Por Redação 29/07/2026 10h10
Após ser rejeitado, homem incendeia casa com mulher desacordada dentro
Mulher de 41 anos foi encontrada desacordada dentro do imóvel incendiado - Foto: Polícia Militar/Divulgação

Uma mulher de 41 anos foi resgatada inconsciente de uma casa em chamas no bairro Candola, em Bambuí, no Centro-Oeste de Minas Gerais, após um homem de 31 anos atear fogo no imóvel. Segundo a Polícia Militar, o suspeito confessou ter provocado o incêndio depois de ser rejeitado pela vítima, que não quis manter um relacionamento amoroso com ele.

O caso ocorreu no último domingo (26) e mobilizou equipes da Polícia Militar e do Serviço de Atendimento Móvel de Urgência (Samu). Ao chegarem ao local, os policiais encontraram a residência trancada e tomada pela fumaça. Informações de vizinhos indicavam que havia uma pessoa no interior do imóvel.

Segundo a tenente Camila Pedra, a mulher já estava desacordada no chão da sala quando os militares conseguiram localizá-la.

“Certamente teria uma pessoa dentro da casa, segundo informações de vizinhos. Em averiguação os militares constataram que a casa estava toda trancada, e a mulher, de 41 anos, já estava desacordada no chão da sala”, afirmou a tenente.

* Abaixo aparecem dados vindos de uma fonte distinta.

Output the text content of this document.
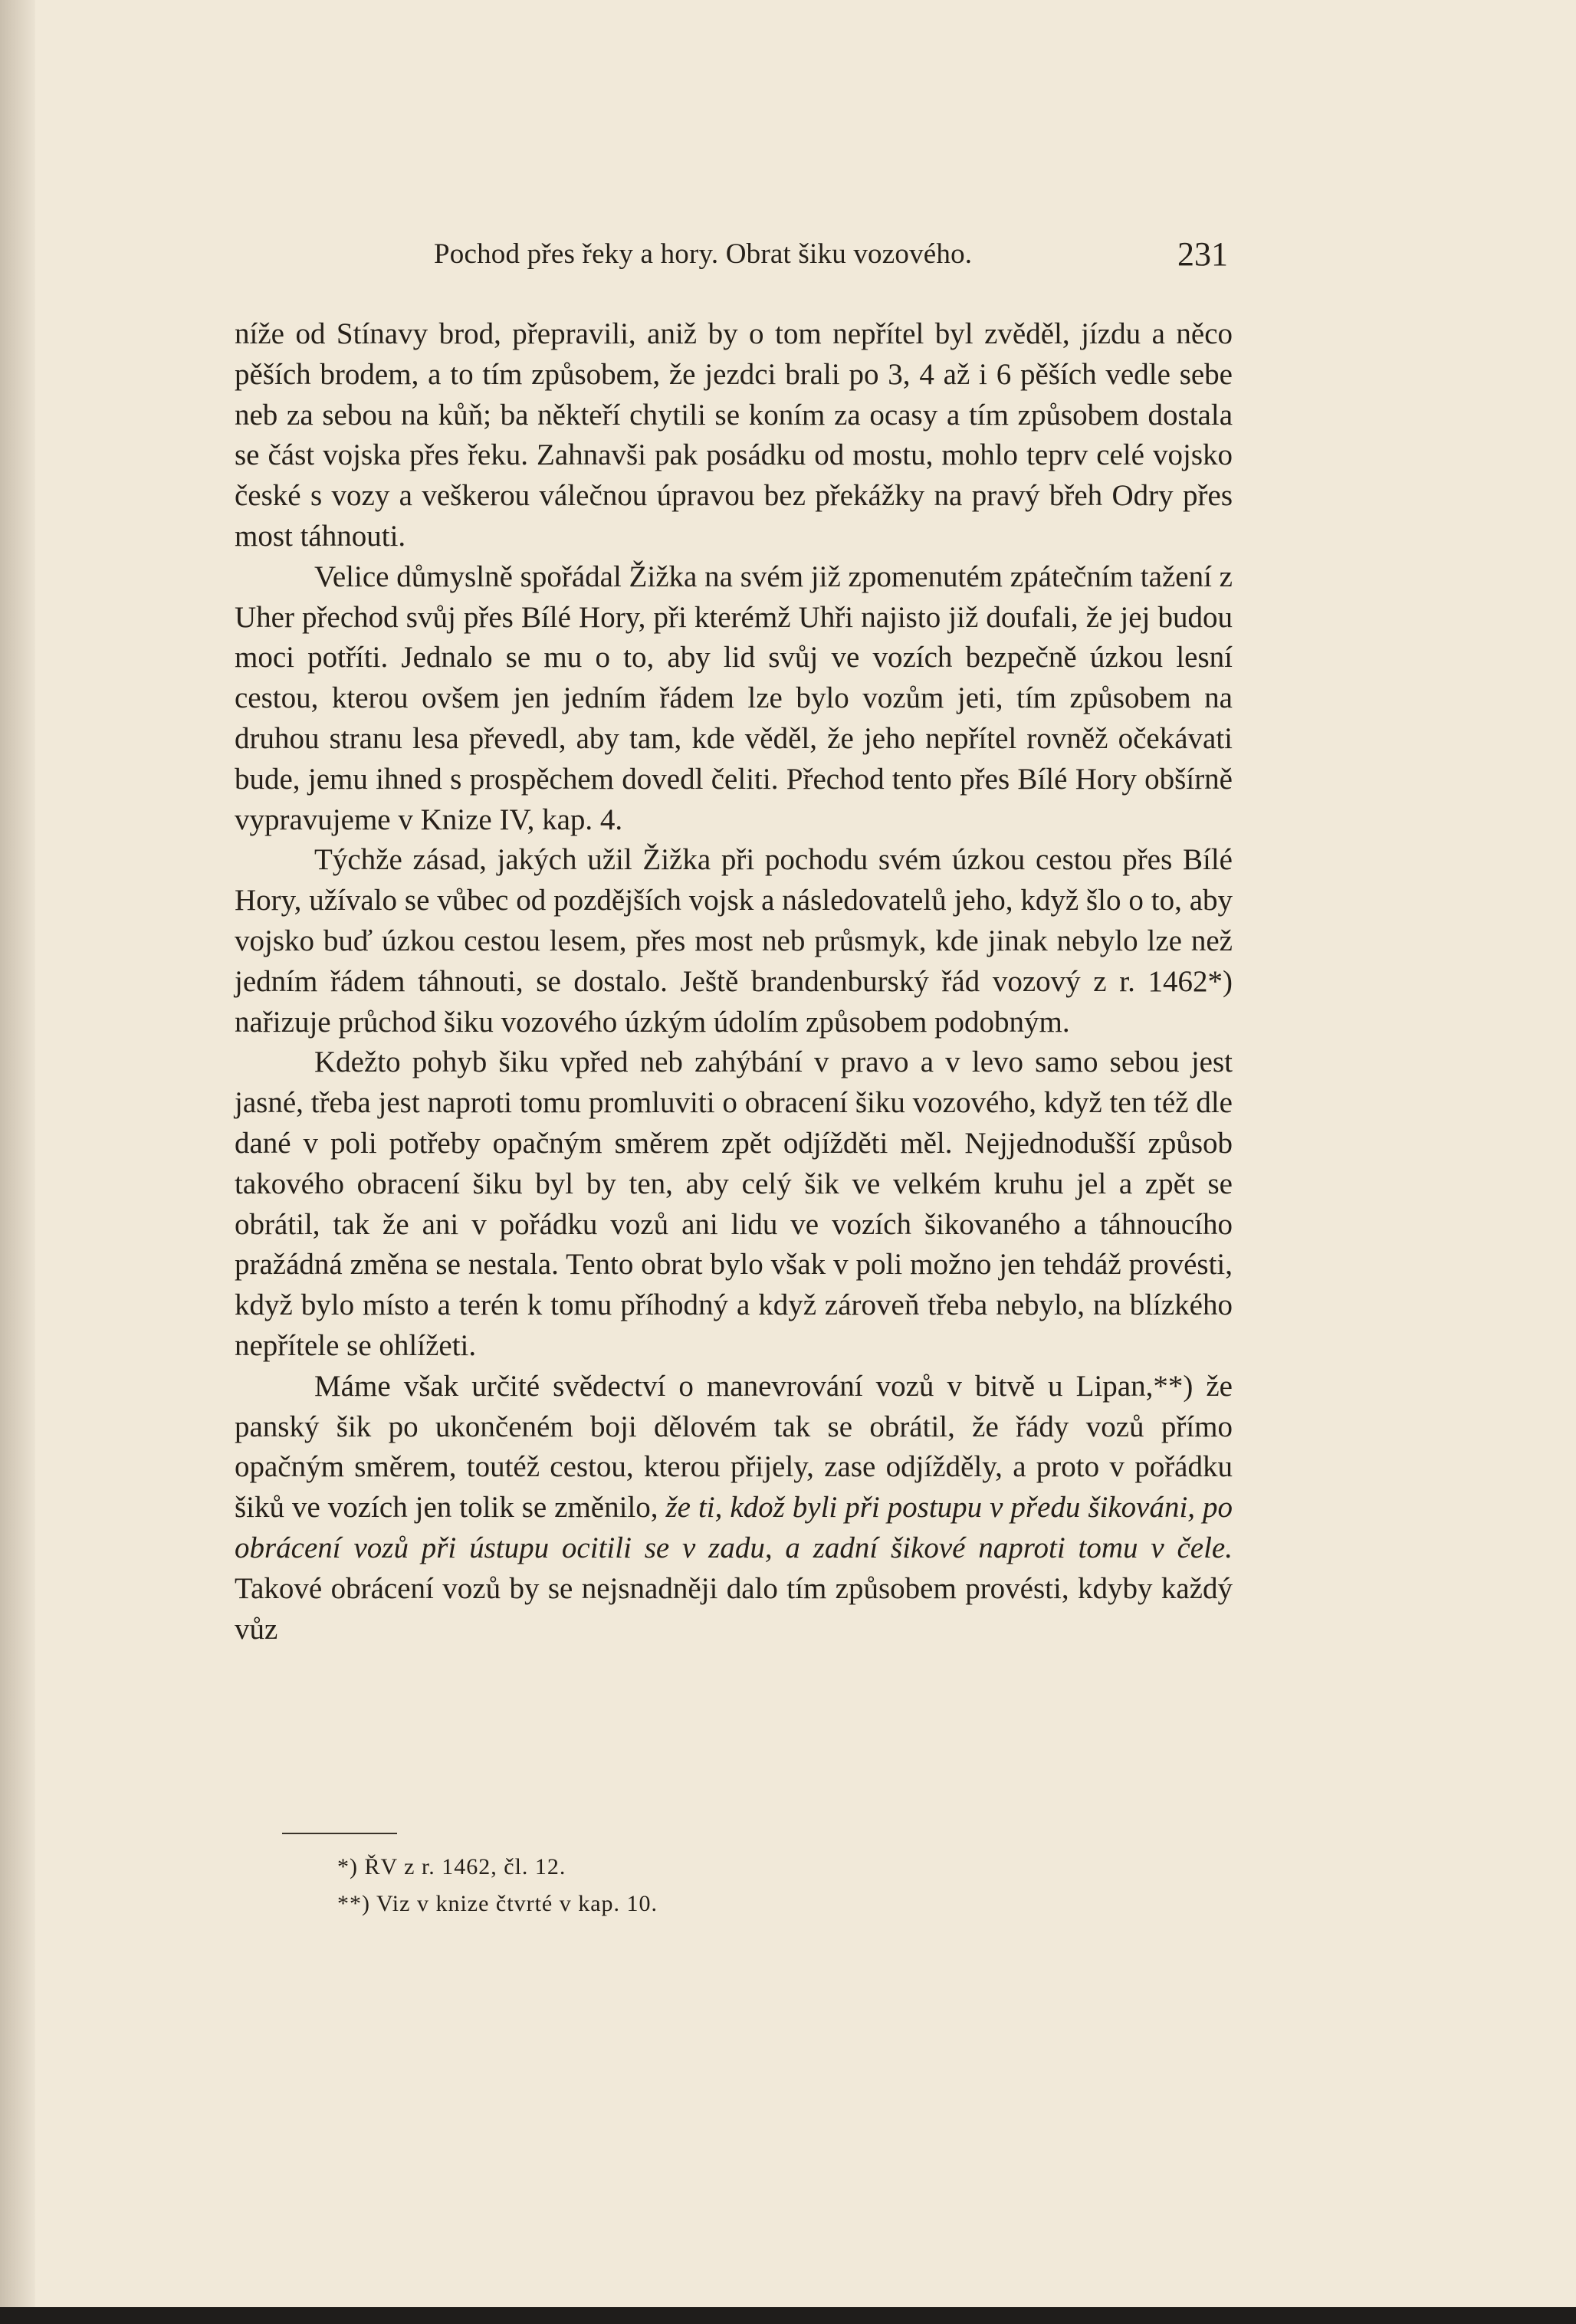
Pochod přes řeky a hory. Obrat šiku vozového.	231

níže od Stínavy brod, přepravili, aniž by o tom nepřítel byl zvěděl, jízdu a něco pěších brodem, a to tím způsobem, že jezdci brali po 3, 4 až i 6 pěších vedle sebe neb za sebou na kůň; ba někteří chytili se koním za ocasy a tím způsobem dostala se část vojska přes řeku. Zahnavši pak posádku od mostu, mohlo teprv celé vojsko české s vozy a veškerou válečnou úpravou bez překážky na pravý břeh Odry přes most táhnouti.

Velice důmyslně spořádal Žižka na svém již zpomenutém zpátečním tažení z Uher přechod svůj přes Bílé Hory, při kterémž Uhři najisto již doufali, že jej budou moci potříti. Jednalo se mu o to, aby lid svůj ve vozích bezpečně úzkou lesní cestou, kterou ovšem jen jedním řádem lze bylo vozům jeti, tím způsobem na druhou stranu lesa převedl, aby tam, kde věděl, že jeho nepřítel rovněž očekávati bude, jemu ihned s prospěchem dovedl čeliti. Přechod tento přes Bílé Hory obšírně vypravujeme v Knize IV, kap. 4.

Týchže zásad, jakých užil Žižka při pochodu svém úzkou cestou přes Bílé Hory, užívalo se vůbec od pozdějších vojsk a následovatelů jeho, když šlo o to, aby vojsko buď úzkou cestou lesem, přes most neb průsmyk, kde jinak nebylo lze než jedním řádem táhnouti, se dostalo. Ještě brandenburský řád vozový z r. 1462*) nařizuje průchod šiku vozového úzkým údolím způsobem podobným.

Kdežto pohyb šiku vpřed neb zahýbání v pravo a v levo samo sebou jest jasné, třeba jest naproti tomu promluviti o obracení šiku vozového, když ten též dle dané v poli potřeby opačným směrem zpět odjížděti měl. Nejjednodušší způsob takového obracení šiku byl by ten, aby celý šik ve velkém kruhu jel a zpět se obrátil, tak že ani v pořádku vozů ani lidu ve vozích šikovaného a táhnoucího pražádná změna se nestala. Tento obrat bylo však v poli možno jen tehdáž provésti, když bylo místo a terén k tomu příhodný a když zároveň třeba nebylo, na blízkého nepřítele se ohlížeti.

Máme však určité svědectví o manevrování vozů v bitvě u Lipan,**) že panský šik po ukončeném boji dělovém tak se obrátil, že řády vozů přímo opačným směrem, toutéž cestou, kterou přijely, zase odjížděly, a proto v pořádku šiků ve vozích jen tolik se změnilo, že ti, kdož byli při postupu v předu šikováni, po obrácení vozů při ústupu ocitili se v zadu, a zadní šikové naproti tomu v čele. Takové obrácení vozů by se nejsnadněji dalo tím způsobem provésti, kdyby každý vůz

*) ŘV z r. 1462, čl. 12.
**) Viz v knize čtvrté v kap. 10.
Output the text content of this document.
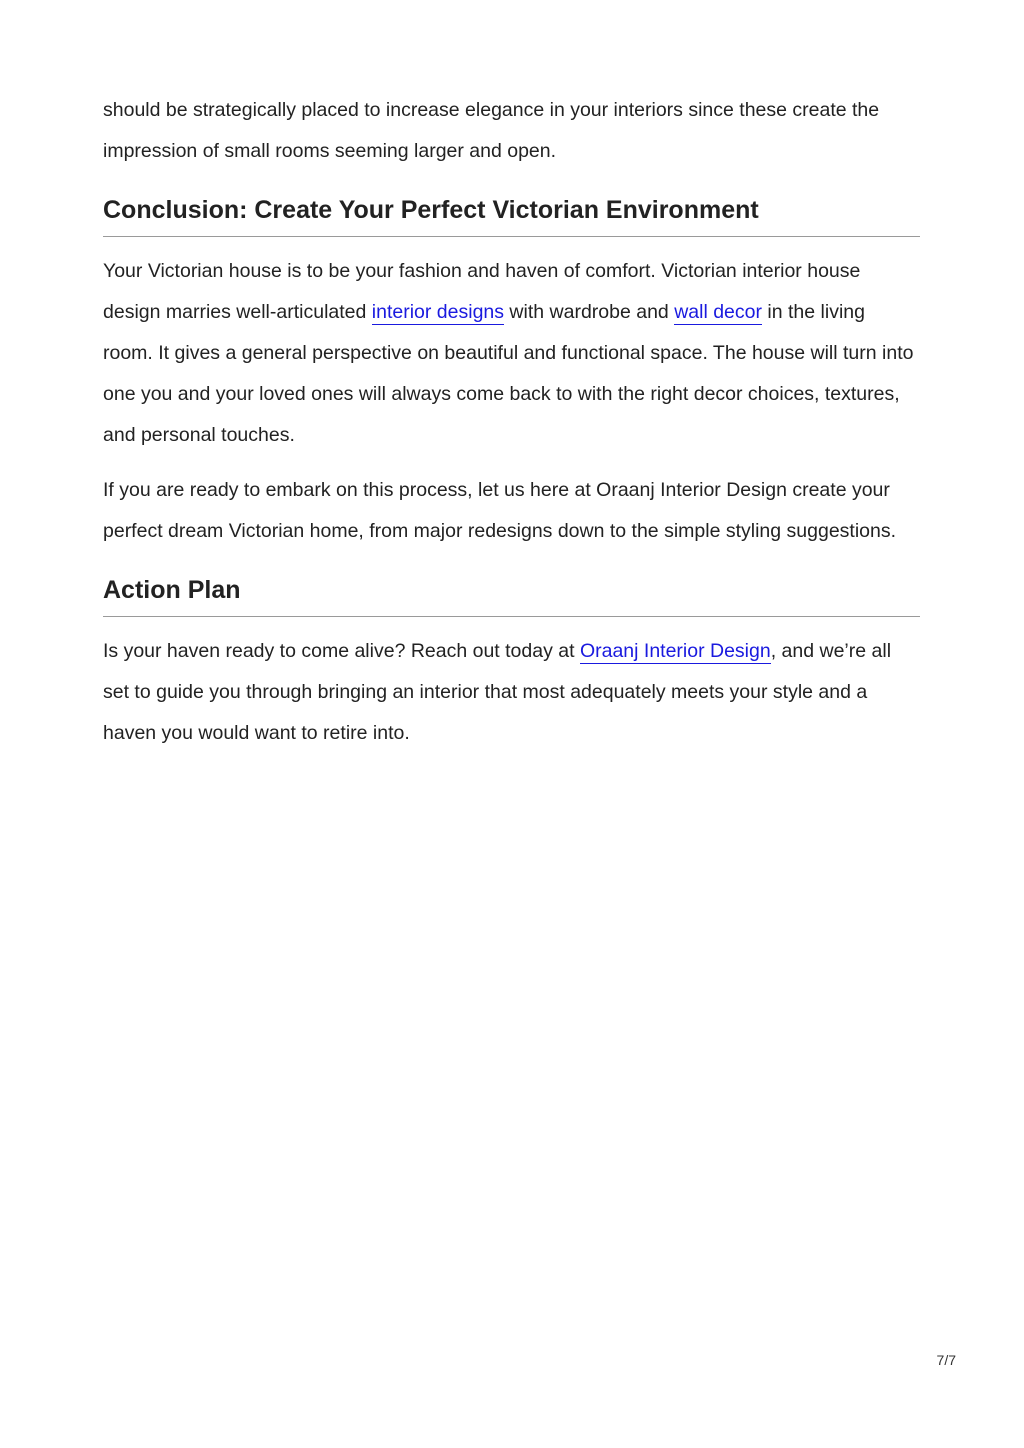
should be strategically placed to increase elegance in your interiors since these create the impression of small rooms seeming larger and open.

Conclusion: Create Your Perfect Victorian Environment

Your Victorian house is to be your fashion and haven of comfort. Victorian interior house design marries well-articulated interior designs with wardrobe and wall decor in the living room. It gives a general perspective on beautiful and functional space. The house will turn into one you and your loved ones will always come back to with the right decor choices, textures, and personal touches.

If you are ready to embark on this process, let us here at Oraanj Interior Design create your perfect dream Victorian home, from major redesigns down to the simple styling suggestions.

Action Plan

Is your haven ready to come alive? Reach out today at Oraanj Interior Design, and we’re all set to guide you through bringing an interior that most adequately meets your style and a haven you would want to retire into.

7/7
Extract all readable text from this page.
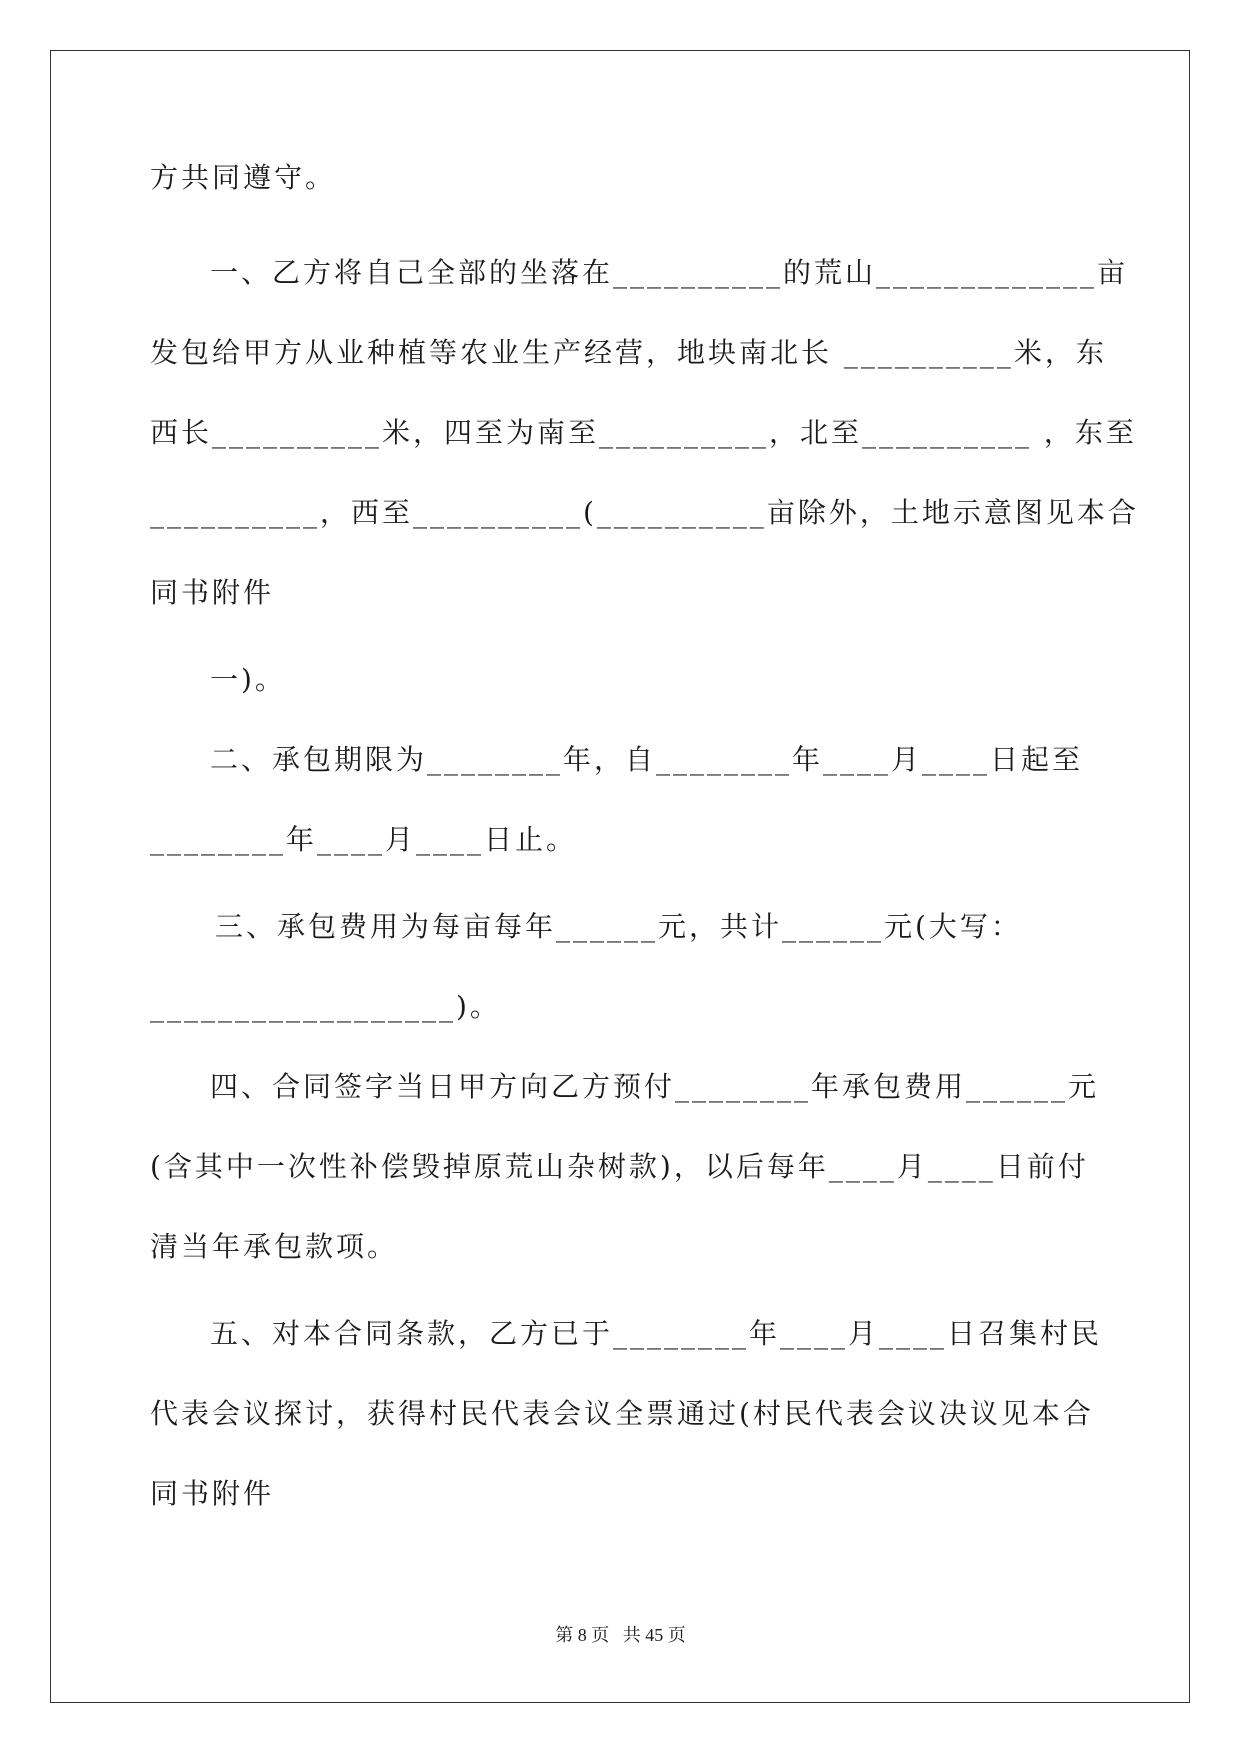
方共同遵守。
一、乙方将自己全部的坐落在__________的荒山_____________亩
发包给甲方从业种植等农业生产经营，地块南北长 __________米，东
西长__________米，四至为南至__________，北至__________ ，东至
__________，西至__________(__________亩除外，土地示意图见本合
同书附件
一)。
二、承包期限为________年，自________年____月____日起至
________年____月____日止。
三、承包费用为每亩每年______元，共计______元(大写：
__________________)。
四、合同签字当日甲方向乙方预付________年承包费用______元
(含其中一次性补偿毁掉原荒山杂树款)，以后每年____月____日前付
清当年承包款项。
五、对本合同条款，乙方已于________年____月____日召集村民
代表会议探讨，获得村民代表会议全票通过(村民代表会议决议见本合
同书附件
第 8 页   共 45 页
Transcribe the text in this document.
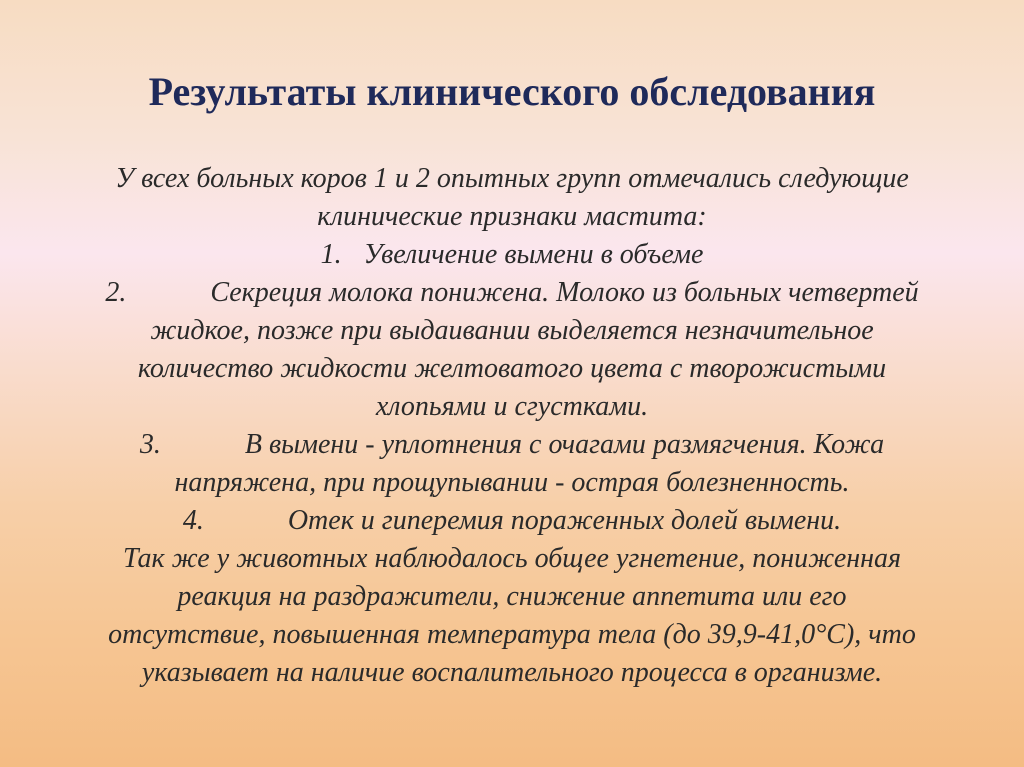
Результаты клинического обследования

У всех больных коров 1 и 2 опытных групп отмечались следующие

клинические признаки мастита:

1. Увеличение вымени в объеме

2.	Секреция молока понижена. Молоко из больных четвертей

жидкое, позже при выдаивании выделяется незначительное

количество жидкости желтоватого цвета с творожистыми

хлопьями и сгустками.

3.	В вымени - уплотнения с очагами размягчения. Кожа

напряжена, при прощупывании - острая болезненность.

4.	Отек и гиперемия пораженных долей вымени.

Так же у животных наблюдалось общее угнетение, пониженная

реакция на раздражители, снижение аппетита или его

отсутствие, повышенная температура тела (до 39,9-41,0°С), что

указывает на наличие воспалительного процесса в организме.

Diante da situação, os policiais arrombaram uma janela da residência para acessar o imóvel. Como a sala já estava completamente tomada pelas chamas, a vítima precisou ser retirada pelo mesmo local utilizado pelos militares.

“Os policiais solicitaram apoio de outra guarnição e conseguiram retirar a mulher por essa janela, porque a sala estava tomada pelas chamas. A mulher foi retirada pela janela, foram realizados os primeiros socorros e posteriormente o Samu foi acionado para fazer o resgate da vítima”, relatou Camila Pedra.

A vítima foi encaminhada ao Hospital Nossa Senhora do Brasil, onde permanece internada devido à inalação de fumaça e queimaduras nas vias aéreas. O estado de saúde dela não foi divulgado.

Durante a ocorrência, um cachorro também foi encontrado dentro da residência. Como testemunhas informaram que outras pessoas poderiam estar no imóvel, os policiais realizaram uma nova busca utilizando mangueiras e equipamentos de combate ao incêndio, mas não localizaram mais ninguém.

O fogo destruiu grande parte da casa e provocou o desabamento de parte do telhado. Como a unidade do Corpo de Bombeiros mais próxima fica a cerca de 60 quilômetros do município, a ocorrência contou com o apoio de um caminhão de combate a incêndios pertencente a uma usina local.

Alguns policiais militares também precisaram de atendimento médico após inalarem fumaça durante o resgate e permaneceram em observação.

“A ação dos militares foi fundamental no salvamento dessa mulher. Infelizmente eles inalaram fumaça, mas conseguiram salvar a vida dela e após serem hospitalizados, eles passam bem”, destacou a tenente.

As investigações apontaram que a vítima participava de uma confraternização na residência antes do crime. Uma testemunha informou que ela permaneceu no local apenas com o suspeito após a saída dos demais convidados.

Ao ser localizado e preso, o homem confessou que nutria sentimentos amorosos pela vítima e afirmou ter cometido o crime após ela rejeitar um relacionamento.

“Ela não deu bola para mim”, disse em depoimento.

Segundo a Polícia Militar, após a rejeição, o suspeito colocou fogo em uma colcha que estava sobre o sofá da residência. As chamas se espalharam rapidamente pelo imóvel.

“Até o momento, recebemos informações de uma possível discussão e conseguimos contato com uma amiga que estava nessa confraternização. A vítima continuava na casa com um amigo de 31 anos. Fomos atrás e o rapaz disse que tinha sentimento amoroso por ela e que ela não queria nada com ele”, afirmou a tenente.

O caso foi registrado inicialmente como tentativa de feminicídio e incêndio criminoso. Após passar por audiência de custódia, a prisão em flagrante do suspeito foi convertida em prisão preventiva.

A Polícia Civil segue investigando as circunstâncias do crime.